There are a couple of directives that let search engine bots know what pages and other content search engine bots are to be crawled and indexed. The most common types are the robots.txt file and the meta robots tag.
The first one, robots.txt file, let search engines know which specific part of the website is to be crawled, whether it be a page, a subfolder, a sitemap, etc.
This helps search engines produce a more optimized and efficient crawl by telling them which sections on your website are important and sections you do not want to be prioritized to be indexed.
However, it is important to remember that search engine bots are not required to follow and respect this file.

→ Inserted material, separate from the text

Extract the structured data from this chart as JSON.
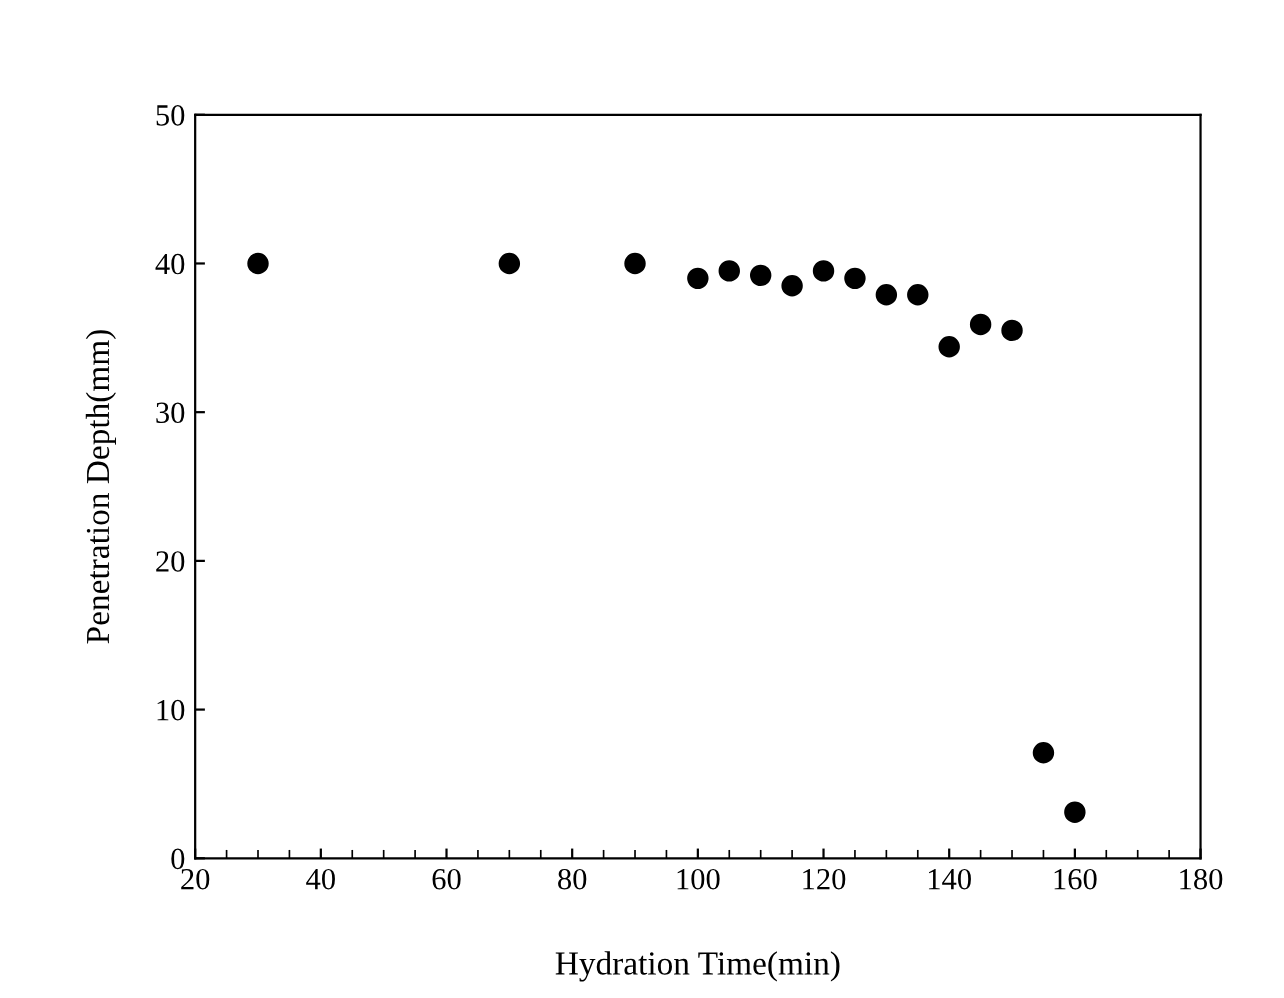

The next one that is most commonly used is the meta robots tag. This allows indexation control at the page level.
A meta robots tag can include a lot of values such as:
- Index: which allows search engines to add the page to their index
- Noindex: which tells search engines that you do not allow this page to be added to their index and disallows if from appearing in search results for that specific search engine
- Follow: which instructs search engines to follow links on a page, so that the bots can crawl other links or pages within
- Nofollow: which instructs search engines to not follow the links on that page
- None: a shortcut used for noindex, nofollow
- All: a shortcut used for index, follow
- Noimageindex: which instructs search engines to not index images on a page (images can still be indexed using the meta robots tag if they are linked to from another site
- Noarchive: Tells search engines to not show a cached version of a page
- Nocache: Same as the noarchive tag, but specific to Bingbot/MSNbot
- Nosnippet: this instructs search engines to not display snippets of texts or videos
- Notranslate: this instructs search engines to not show translations of a page in search engine results.
- Unavailable_after: this tag instructs search engines what specific day and time they should not display a result in their index
- Noyaca: this tag instructs Yandex crawler bots to not use page descriptions in the search engine results
In addition to this, there is another tag out there that allows the issuing of noindex, nofollow directives.

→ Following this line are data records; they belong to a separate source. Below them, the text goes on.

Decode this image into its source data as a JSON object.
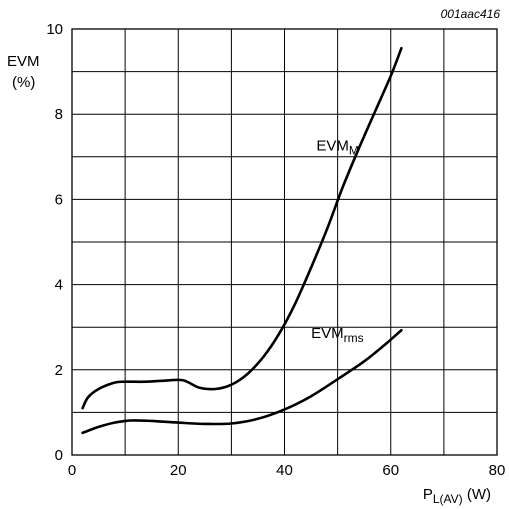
{
  "figure_code": "001aac416",
  "chart_data": {
    "type": "line",
    "xlabel": {
      "main": "P",
      "sub": "L(AV)",
      "unit": " (W)"
    },
    "ylabel": {
      "line1": "EVM",
      "line2": "(%)"
    },
    "xlim": [
      0,
      80
    ],
    "ylim": [
      0,
      10
    ],
    "x_ticks": [
      0,
      20,
      40,
      60,
      80
    ],
    "y_ticks": [
      0,
      2,
      4,
      6,
      8,
      10
    ],
    "x_grid_step": 10,
    "y_grid_step": 1,
    "grid": true,
    "series": [
      {
        "name": "EVM",
        "name_sub": "M",
        "points": [
          [
            2,
            1.1
          ],
          [
            3,
            1.35
          ],
          [
            5,
            1.55
          ],
          [
            8,
            1.7
          ],
          [
            10,
            1.72
          ],
          [
            14,
            1.72
          ],
          [
            18,
            1.75
          ],
          [
            21,
            1.75
          ],
          [
            24,
            1.58
          ],
          [
            27,
            1.55
          ],
          [
            30,
            1.65
          ],
          [
            33,
            1.9
          ],
          [
            36,
            2.3
          ],
          [
            39,
            2.85
          ],
          [
            42,
            3.55
          ],
          [
            45,
            4.4
          ],
          [
            48,
            5.3
          ],
          [
            51,
            6.3
          ],
          [
            54,
            7.2
          ],
          [
            57,
            8.05
          ],
          [
            60,
            8.9
          ],
          [
            62,
            9.55
          ]
        ]
      },
      {
        "name": "EVM",
        "name_sub": "rms",
        "points": [
          [
            2,
            0.52
          ],
          [
            5,
            0.66
          ],
          [
            8,
            0.76
          ],
          [
            11,
            0.81
          ],
          [
            15,
            0.8
          ],
          [
            20,
            0.76
          ],
          [
            25,
            0.73
          ],
          [
            30,
            0.74
          ],
          [
            35,
            0.85
          ],
          [
            40,
            1.07
          ],
          [
            45,
            1.38
          ],
          [
            50,
            1.78
          ],
          [
            55,
            2.2
          ],
          [
            59,
            2.6
          ],
          [
            62,
            2.93
          ]
        ]
      }
    ],
    "annotations": [
      {
        "series_index": 0,
        "at": [
          46,
          7.15
        ]
      },
      {
        "series_index": 1,
        "at": [
          45,
          2.75
        ]
      }
    ]
  }
}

The X-Robots-Tag differs from the robots.txt file and meta robots tag mainly on where it is placed and what it controls. The X-Robots-tag is a part of the HTTP head that controls the indexing of a page on the whole and at the same time, to specific elements on a page. According to Google, any directive that you can use on meta robots tag can also be used on the X-Robots-Tag.
It is highly encouraged that developers use X-Robots-Tag as opposed to the other directives as it offers more flexibility.
How to Check
There are a few ways to check for an X-Robots-Tag on the site. One of them is through Screaming Frog.
After running a site through the platform, you can navigate to the “Directives” tab and look for the “X-Robots-Tag” column. There you will see which sections of the site are using the tag, along with the specific directives.
There are also a few different plugins that you can download that allow you to determine whether an X-Robots-Tag is being used.
There are a number of ways to instruct search engines to not crawl certain parts or sections on a page. Understanding each directive and how they affect one another is crucial in order to avoid any major SEO issue.